Slide View : Parallel Programming

Previous | Next --- Slide 30 of 52

dhrubamahanta

Sometimes for performance boost, we compile our programs with specific switches (eg, AVX-512 for Intel). Does it work as directive to Superscalar execution?

ILP seems to be a functionality designed and implemented for a CPU core. Does it works in the same way for a virtual core, when hyper threading is enabled?

kayvonf

@dhrubamahanta. We'll get into answers to both of those question in Lecture 2. I'll refer to superscalar execution as an implementation where the processor executes multiple instructions from a single instruction stream in parallel (these instructions that are logically executed sequentially, but have no dependencies and thus can be executed in parallel with no impact on program output).
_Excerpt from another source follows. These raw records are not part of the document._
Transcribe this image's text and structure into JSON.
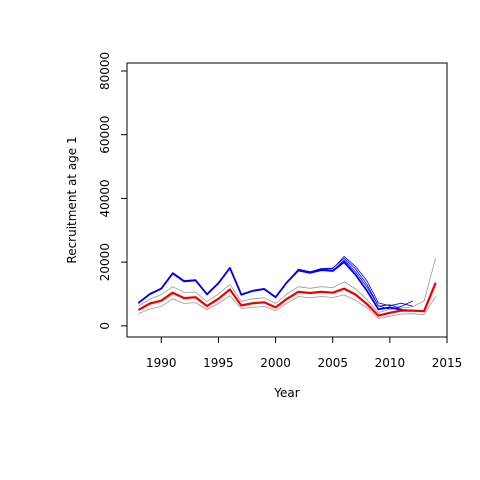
{
  "chart_data": {
    "type": "line",
    "xlabel": "Year",
    "ylabel": "Recruitment at age 1",
    "xlim": [
      1987,
      2015
    ],
    "ylim": [
      -3500,
      82500
    ],
    "x_ticks": [
      1990,
      1995,
      2000,
      2005,
      2010,
      2015
    ],
    "y_ticks": [
      0,
      20000,
      40000,
      60000,
      80000
    ],
    "grid": false,
    "colors": {
      "blue": "#0000ee",
      "red": "#ee0000",
      "grey": "#999999"
    },
    "series": [
      {
        "color": "blue",
        "width": 1.8,
        "x": [
          1988,
          1989,
          1990,
          1991,
          1992,
          1993,
          1994,
          1995,
          1996,
          1997,
          1998,
          1999,
          2000,
          2001,
          2002,
          2003,
          2004,
          2005,
          2006,
          2007,
          2008,
          2009,
          2010,
          2011,
          2012
        ],
        "y": [
          7200,
          10000,
          11700,
          16500,
          14000,
          14300,
          9900,
          13400,
          18200,
          9800,
          11000,
          11600,
          9000,
          13700,
          17400,
          16700,
          17600,
          17200,
          20000,
          16000,
          11000,
          5200,
          5800,
          5000,
          4800
        ]
      },
      {
        "color": "blue",
        "width": 0.8,
        "x": [
          1988,
          1989,
          1990,
          1991,
          1992,
          1993,
          1994,
          1995,
          1996,
          1997,
          1998,
          1999,
          2000,
          2001,
          2002,
          2003,
          2004,
          2005,
          2006,
          2007,
          2008,
          2009,
          2010,
          2011
        ],
        "y": [
          7200,
          10000,
          11800,
          16700,
          14200,
          14500,
          10000,
          13500,
          18300,
          9900,
          11100,
          11700,
          9100,
          13800,
          17800,
          17000,
          18000,
          18100,
          21200,
          17800,
          13000,
          6200,
          6600,
          5400
        ]
      },
      {
        "color": "blue",
        "width": 0.8,
        "x": [
          1988,
          1989,
          1990,
          1991,
          1992,
          1993,
          1994,
          1995,
          1996,
          1997,
          1998,
          1999,
          2000,
          2001,
          2002,
          2003,
          2004,
          2005,
          2006,
          2007,
          2008,
          2009,
          2010,
          2011,
          2012
        ],
        "y": [
          7100,
          9900,
          11600,
          16400,
          13900,
          14200,
          9800,
          13300,
          18100,
          9700,
          10900,
          11500,
          8900,
          13600,
          17300,
          16600,
          17800,
          17900,
          21800,
          18600,
          14100,
          7200,
          6300,
          7100,
          6200
        ]
      },
      {
        "color": "blue",
        "width": 0.8,
        "x": [
          1988,
          1989,
          1990,
          1991,
          1992,
          1993,
          1994,
          1995,
          1996,
          1997,
          1998,
          1999,
          2000,
          2001,
          2002,
          2003,
          2004,
          2005,
          2006,
          2007,
          2008,
          2009,
          2010,
          2011,
          2012
        ],
        "y": [
          7000,
          9800,
          11500,
          16300,
          13800,
          14100,
          9700,
          13200,
          18000,
          9600,
          10800,
          11400,
          8800,
          13500,
          17200,
          16500,
          17300,
          17300,
          20600,
          16900,
          12200,
          6300,
          5200,
          6100,
          7800
        ]
      },
      {
        "color": "grey",
        "width": 0.8,
        "x": [
          1988,
          1989,
          1990,
          1991,
          1992,
          1993,
          1994,
          1995,
          1996,
          1997,
          1998,
          1999,
          2000,
          2001,
          2002,
          2003,
          2004,
          2005,
          2006,
          2007,
          2008,
          2009,
          2010,
          2011,
          2012,
          2013,
          2014
        ],
        "y": [
          6200,
          8400,
          9800,
          12300,
          10500,
          10600,
          7600,
          10000,
          13000,
          7700,
          8500,
          8800,
          7000,
          10000,
          12300,
          11800,
          12300,
          12000,
          13800,
          11600,
          8200,
          4200,
          5200,
          5600,
          6000,
          7800,
          21200
        ]
      },
      {
        "color": "grey",
        "width": 0.8,
        "x": [
          1988,
          1989,
          1990,
          1991,
          1992,
          1993,
          1994,
          1995,
          1996,
          1997,
          1998,
          1999,
          2000,
          2001,
          2002,
          2003,
          2004,
          2005,
          2006,
          2007,
          2008,
          2009,
          2010,
          2011,
          2012,
          2013,
          2014
        ],
        "y": [
          3800,
          5300,
          6100,
          8500,
          7000,
          7300,
          5100,
          7000,
          9500,
          5400,
          5800,
          6100,
          4800,
          7100,
          9200,
          8800,
          9200,
          8900,
          9700,
          8000,
          5600,
          2300,
          3000,
          3700,
          3800,
          3500,
          9200
        ]
      },
      {
        "color": "red",
        "width": 2.2,
        "x": [
          1988,
          1989,
          1990,
          1991,
          1992,
          1993,
          1994,
          1995,
          1996,
          1997,
          1998,
          1999,
          2000,
          2001,
          2002,
          2003,
          2004,
          2005,
          2006,
          2007,
          2008,
          2009,
          2010,
          2011,
          2012,
          2013,
          2014
        ],
        "y": [
          5000,
          7000,
          7900,
          10400,
          8700,
          9000,
          6200,
          8500,
          11400,
          6400,
          7100,
          7400,
          5800,
          8500,
          10700,
          10300,
          10700,
          10400,
          11700,
          9800,
          6800,
          3200,
          4100,
          4800,
          4800,
          4600,
          13500
        ]
      }
    ]
  }
}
On an x86 CPU, a SIMD instruction, such as AVX2, AVX-512 (on ARM CPUs feature "Neon" SIMD instructions) is a single instruction that explicitly describes an operation performed on a fixed-width vector of values. For example, an AVX add instruction adds two 256-bit registers, each containing eight floating point values to produce an 8-vector as a result. Executing an explicit, 8-wide vector instruction present in the instruction stream is a different approach to achieving parallel execution than a superscalar processor implementation that dynamically inspects a sequence of eight instructions in the instruction stream, determines that they are independent, and then executes them in parallel on eight execution units.

truenorthwest

When optimizing code, do compilers attempt to "superscalarfy" the code when choosing how to translate a high level language into assembly? If so, would the compiler also be taking into account the number of available execution units on the underlying hardware?